Es ist nicht nur der Gedanke an die köstliche Schwammerlsauce mit Semmelknödel, der die Schwammerlsucher in unsere Salzburger Wälder treibt. Wie aufregend ist es doch, sich auf die Suche zu begeben, mitten im Wald, umgeben vom frischen Grün.
Weder Pflanze noch Tier
Gleich vorweg – Schwammerl ist eines dieser typisch österreichischen Wörter, das gleichbedeutend dem deutschen Wort Pilze ist. Aber egal oder Schwammler oder Pilze: sind weder Pflanzen noch Tiere, sondern eigene Organismen, die im Boden oder Holz verborgene Geflechte bilden. Das „Schwammerl“ ist lediglich der Fruchtkörper eines Pilzfadengeflechts.

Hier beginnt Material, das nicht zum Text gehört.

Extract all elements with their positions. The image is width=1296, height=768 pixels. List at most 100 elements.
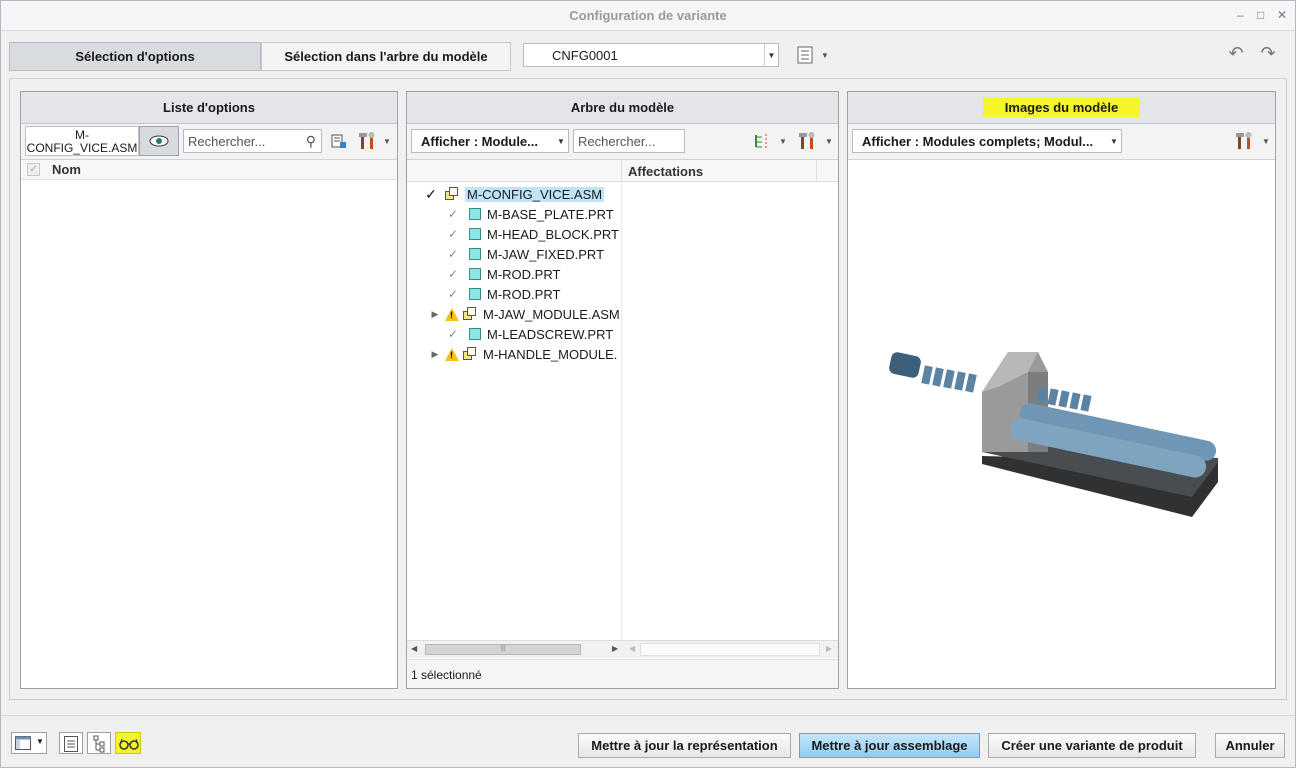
tree-row[interactable]: ▶ ! M-HANDLE_MODULE.: [429, 344, 618, 364]
tree-row[interactable]: ✓ M-JAW_FIXED.PRT: [447, 244, 604, 264]
layout-icon: [15, 736, 31, 750]
tree-row[interactable]: ✓ M-HEAD_BLOCK.PRT: [447, 224, 619, 244]
close-icon[interactable]: ✕: [1277, 8, 1287, 22]
tree-status-bar: 1 sélectionné: [407, 659, 838, 688]
tree-row[interactable]: ✓ M-ROD.PRT: [447, 264, 560, 284]
part-icon: [469, 248, 481, 260]
part-icon: [469, 268, 481, 280]
options-column-header: ✓ Nom: [21, 160, 397, 180]
images-show-dropdown[interactable]: Afficher : Modules complets; Modul... ▼: [852, 129, 1122, 153]
tree-item-label: M-JAW_MODULE.ASM: [483, 306, 620, 322]
glasses-icon: [119, 738, 139, 750]
images-view-button[interactable]: [115, 732, 141, 754]
part-icon: [469, 208, 481, 220]
tree-show-value: Afficher : Module...: [421, 133, 538, 149]
options-toolbar: M- CONFIG_VICE.ASM Rechercher... ⚲ ▼: [21, 124, 397, 160]
check-icon[interactable]: ✓: [447, 267, 459, 281]
tab-bar: Sélection d'options Sélection dans l'arb…: [1, 32, 1295, 77]
tree-tools-icon[interactable]: [797, 131, 819, 151]
check-icon[interactable]: ✓: [447, 247, 459, 261]
check-icon[interactable]: ✓: [447, 287, 459, 301]
chevron-down-icon[interactable]: ▼: [777, 133, 789, 149]
chevron-down-icon[interactable]: ▼: [381, 133, 393, 149]
warning-icon: !: [445, 307, 459, 321]
tree-show-dropdown[interactable]: Afficher : Module... ▼: [411, 129, 569, 153]
chevron-down-icon[interactable]: ▼: [823, 133, 835, 149]
column-name-label: Nom: [52, 162, 81, 177]
scroll-right-icon[interactable]: ▶: [612, 644, 618, 653]
tab-option-selection[interactable]: Sélection d'options: [9, 42, 261, 71]
tree-item-label: M-BASE_PLATE.PRT: [487, 206, 614, 222]
warning-icon: !: [445, 347, 459, 361]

Schwammerl schmecken nicht nur gut, sie sind ein wichtiger Bestandteil vieler Ökosysteme. Sie zersetzen totes Material und recyceln somit Nährstoffe. Pflanzenwurzeln und Pilzgeflechte bilden eine Symbiose, viele mitteleuropäische Waldbäume könnten ohne Pilze gar nicht gedeihen. Nicht zu vergessen ist, dass Pilze auch eine wichtige Nahrungsquelle für die Tiere des Waldes sind.
Trotzdem müssen wir auf das Vergnügen des Schwammerlsuchens nicht verzichten. Damit wir auch in den kommenden Jahren Schwammerl finden und dieses Hobby im Einklang mit der Natur ausführen können, gibt es im SalzburgerLand klare Regeln, die leicht zu befolgen sind.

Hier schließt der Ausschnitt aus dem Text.